Find the derivative of the following function.
\[
y=\frac{1}{\left(x^{2}-1\right)\left(x^{2}+x+4\right)}
\]
\[
y^{\prime}=
\]
Answer
\(\boxed{y^{\prime}=-\frac{2x}{\left(x^{2}-1\right)^{2}\left(x^{2}+x+4\right)}+\frac{-2x-1}{\left(x^{2}-1\right)\left(x^{2}+x+4\right)^{2}}}\) is the final answer.
Step 1 :Given the function \(y=\frac{1}{\left(x^{2}-1\right)\left(x^{2}+x+4\right)}\)
Step 2 :We are asked to find the derivative of this function.
Step 3 :We can use the quotient rule and the chain rule to find the derivative.
Step 4 :The quotient rule states that the derivative of a quotient of two functions is the denominator times the derivative of the numerator minus the numerator times the derivative of the denominator, all over the square of the denominator.

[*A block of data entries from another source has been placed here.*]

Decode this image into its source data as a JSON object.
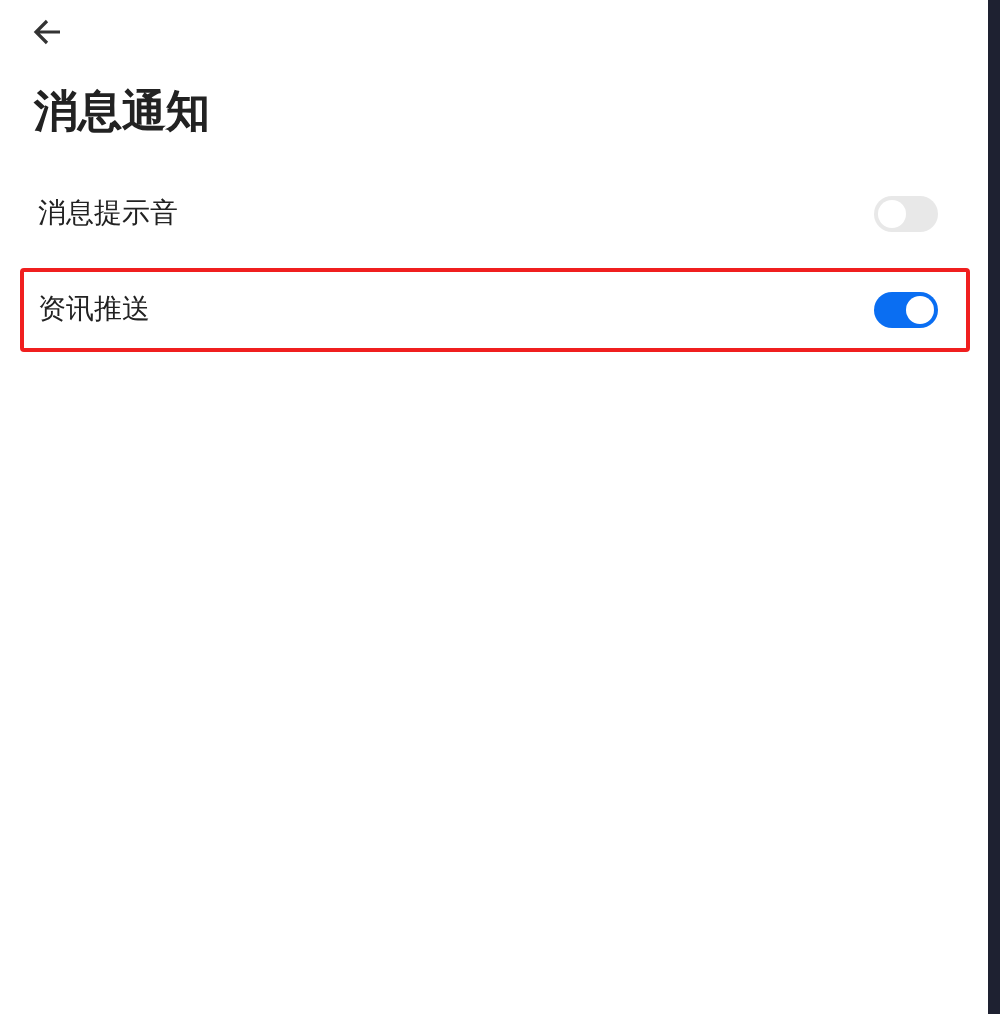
{
  "header": {
    "title": "消息通知"
  },
  "settings": [
    {
      "label": "消息提示音",
      "on": false,
      "highlighted": false
    },
    {
      "label": "资讯推送",
      "on": true,
      "highlighted": true
    }
  ]
}
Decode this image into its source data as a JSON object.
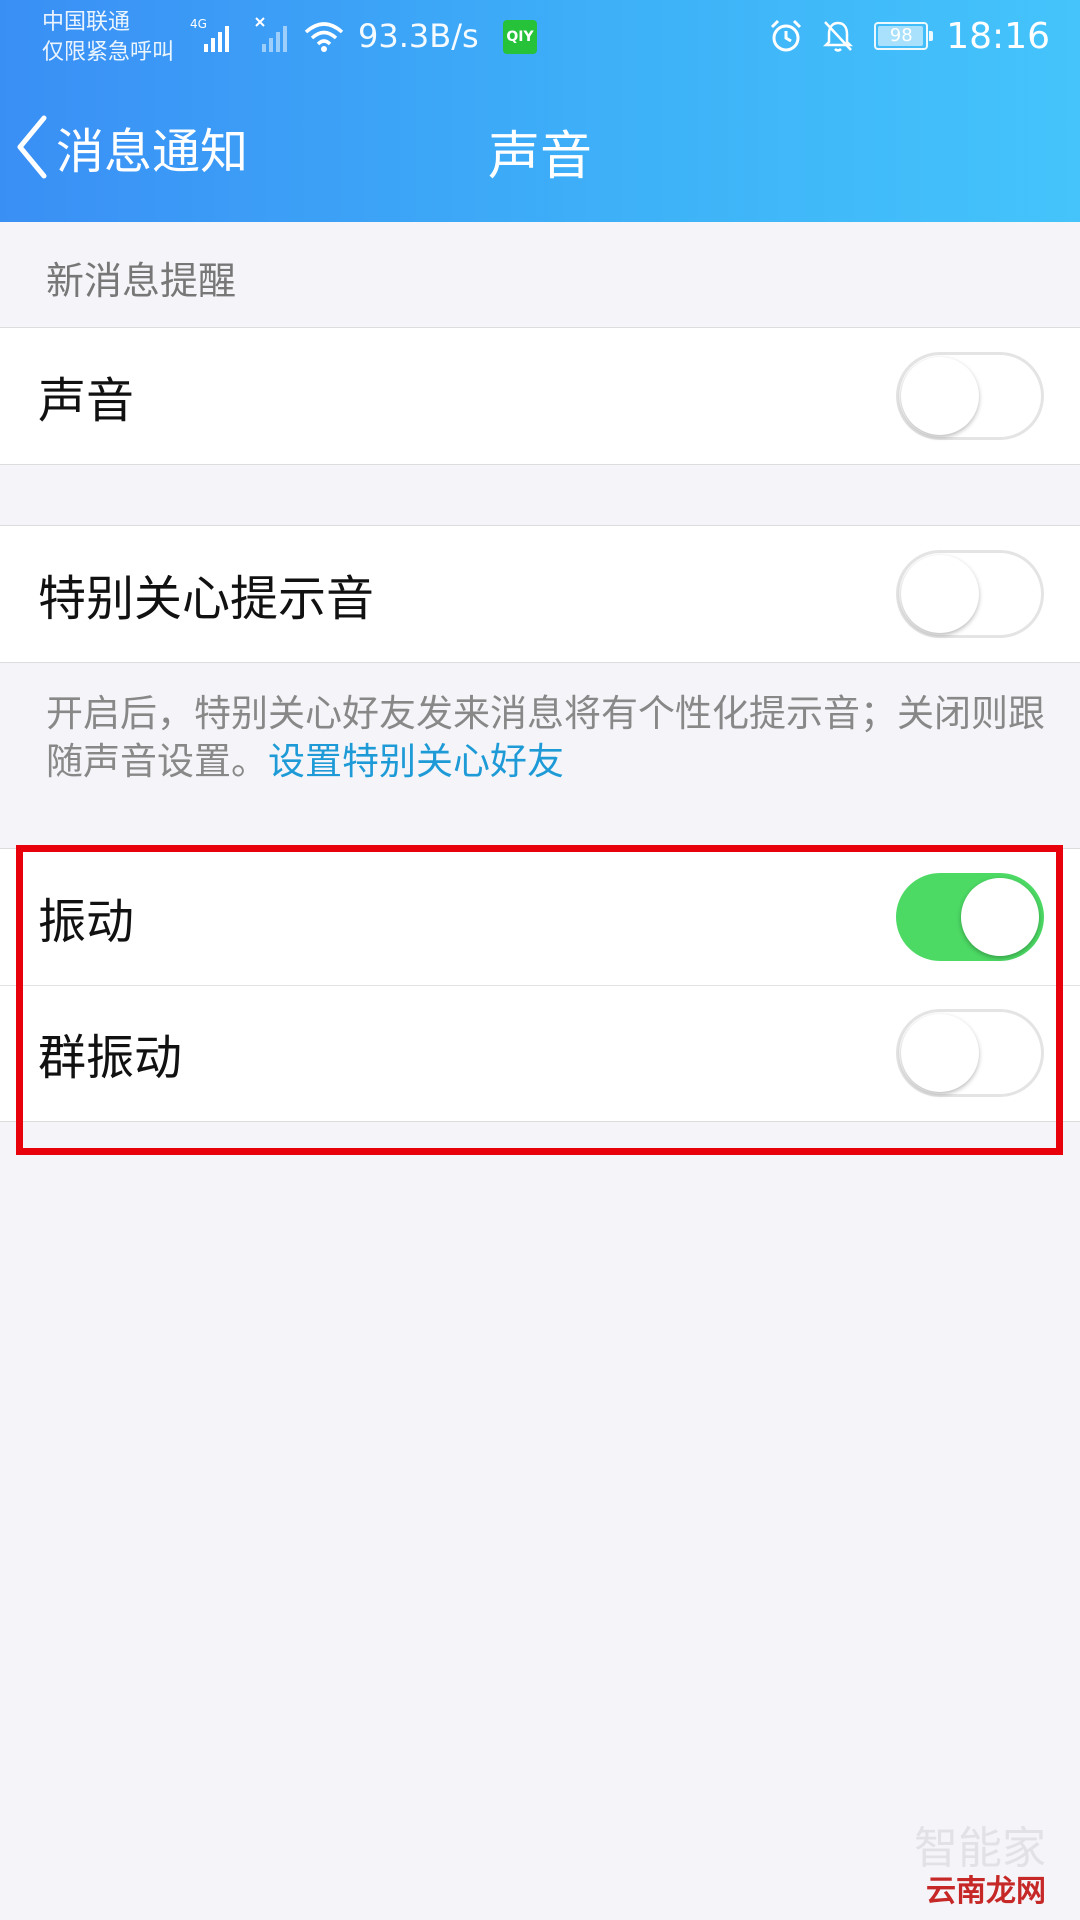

Step 5 :The chain rule states that the derivative of a composite function is the derivative of the outer function times the derivative of the inner function.

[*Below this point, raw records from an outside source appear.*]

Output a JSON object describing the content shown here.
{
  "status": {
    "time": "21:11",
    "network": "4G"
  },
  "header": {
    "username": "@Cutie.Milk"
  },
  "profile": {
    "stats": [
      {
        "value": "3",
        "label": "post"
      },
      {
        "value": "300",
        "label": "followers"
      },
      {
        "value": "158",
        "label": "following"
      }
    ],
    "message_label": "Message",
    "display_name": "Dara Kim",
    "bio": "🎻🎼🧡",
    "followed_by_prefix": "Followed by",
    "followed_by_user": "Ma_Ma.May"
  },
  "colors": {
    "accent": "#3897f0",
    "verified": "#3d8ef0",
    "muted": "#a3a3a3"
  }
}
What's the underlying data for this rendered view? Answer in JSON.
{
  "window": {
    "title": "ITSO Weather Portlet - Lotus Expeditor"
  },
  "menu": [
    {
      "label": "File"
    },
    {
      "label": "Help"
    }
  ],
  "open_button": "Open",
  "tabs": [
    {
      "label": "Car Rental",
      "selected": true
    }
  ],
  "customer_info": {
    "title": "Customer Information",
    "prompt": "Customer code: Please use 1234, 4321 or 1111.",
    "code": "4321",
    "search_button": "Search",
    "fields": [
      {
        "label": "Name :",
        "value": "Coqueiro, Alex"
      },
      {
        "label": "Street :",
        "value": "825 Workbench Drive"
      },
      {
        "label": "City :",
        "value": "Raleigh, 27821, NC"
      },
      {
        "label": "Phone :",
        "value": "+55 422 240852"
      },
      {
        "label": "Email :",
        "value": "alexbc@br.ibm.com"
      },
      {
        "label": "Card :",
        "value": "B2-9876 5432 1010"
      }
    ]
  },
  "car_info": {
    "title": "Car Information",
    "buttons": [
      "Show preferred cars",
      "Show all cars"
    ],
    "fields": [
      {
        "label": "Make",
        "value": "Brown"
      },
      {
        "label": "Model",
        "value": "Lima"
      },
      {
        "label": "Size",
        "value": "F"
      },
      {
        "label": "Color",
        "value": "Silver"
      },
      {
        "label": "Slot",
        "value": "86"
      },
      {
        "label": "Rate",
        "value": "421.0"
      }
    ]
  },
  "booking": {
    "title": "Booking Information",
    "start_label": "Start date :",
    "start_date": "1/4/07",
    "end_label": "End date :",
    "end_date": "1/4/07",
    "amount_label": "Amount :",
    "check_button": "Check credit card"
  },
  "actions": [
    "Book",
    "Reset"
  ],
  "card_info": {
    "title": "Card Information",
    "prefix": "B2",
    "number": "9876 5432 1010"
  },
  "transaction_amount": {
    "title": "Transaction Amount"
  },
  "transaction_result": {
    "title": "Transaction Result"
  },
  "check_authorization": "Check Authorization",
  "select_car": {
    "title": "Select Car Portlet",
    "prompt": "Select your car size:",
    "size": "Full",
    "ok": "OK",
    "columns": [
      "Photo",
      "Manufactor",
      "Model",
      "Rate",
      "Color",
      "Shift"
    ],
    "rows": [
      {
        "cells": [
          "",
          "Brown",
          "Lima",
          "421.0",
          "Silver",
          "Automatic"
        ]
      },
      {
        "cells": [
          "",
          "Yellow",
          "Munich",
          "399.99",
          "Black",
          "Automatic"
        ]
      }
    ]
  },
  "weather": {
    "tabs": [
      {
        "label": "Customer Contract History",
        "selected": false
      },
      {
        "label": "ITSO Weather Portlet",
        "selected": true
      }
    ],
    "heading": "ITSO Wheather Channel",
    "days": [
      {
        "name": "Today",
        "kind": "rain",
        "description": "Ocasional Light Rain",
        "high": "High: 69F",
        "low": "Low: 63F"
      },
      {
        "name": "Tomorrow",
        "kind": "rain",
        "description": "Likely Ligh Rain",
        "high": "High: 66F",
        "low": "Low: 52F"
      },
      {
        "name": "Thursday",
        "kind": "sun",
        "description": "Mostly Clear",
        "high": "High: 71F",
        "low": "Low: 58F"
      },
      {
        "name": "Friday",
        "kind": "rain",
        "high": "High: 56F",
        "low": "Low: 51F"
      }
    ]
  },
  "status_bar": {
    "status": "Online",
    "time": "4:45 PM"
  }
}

Step 6 :Applying these rules, we find that the derivative of the function is \(y^{\prime}=-\frac{2x}{\left(x^{2}-1\right)^{2}\left(x^{2}+x+4\right)}+\frac{-2x-1}{\left(x^{2}-1\right)\left(x^{2}+x+4\right)^{2}}\)
Step 7 :\(\boxed{y^{\prime}=-\frac{2x}{\left(x^{2}-1\right)^{2}\left(x^{2}+x+4\right)}+\frac{-2x-1}{\left(x^{2}-1\right)\left(x^{2}+x+4\right)^{2}}}\) is the final answer.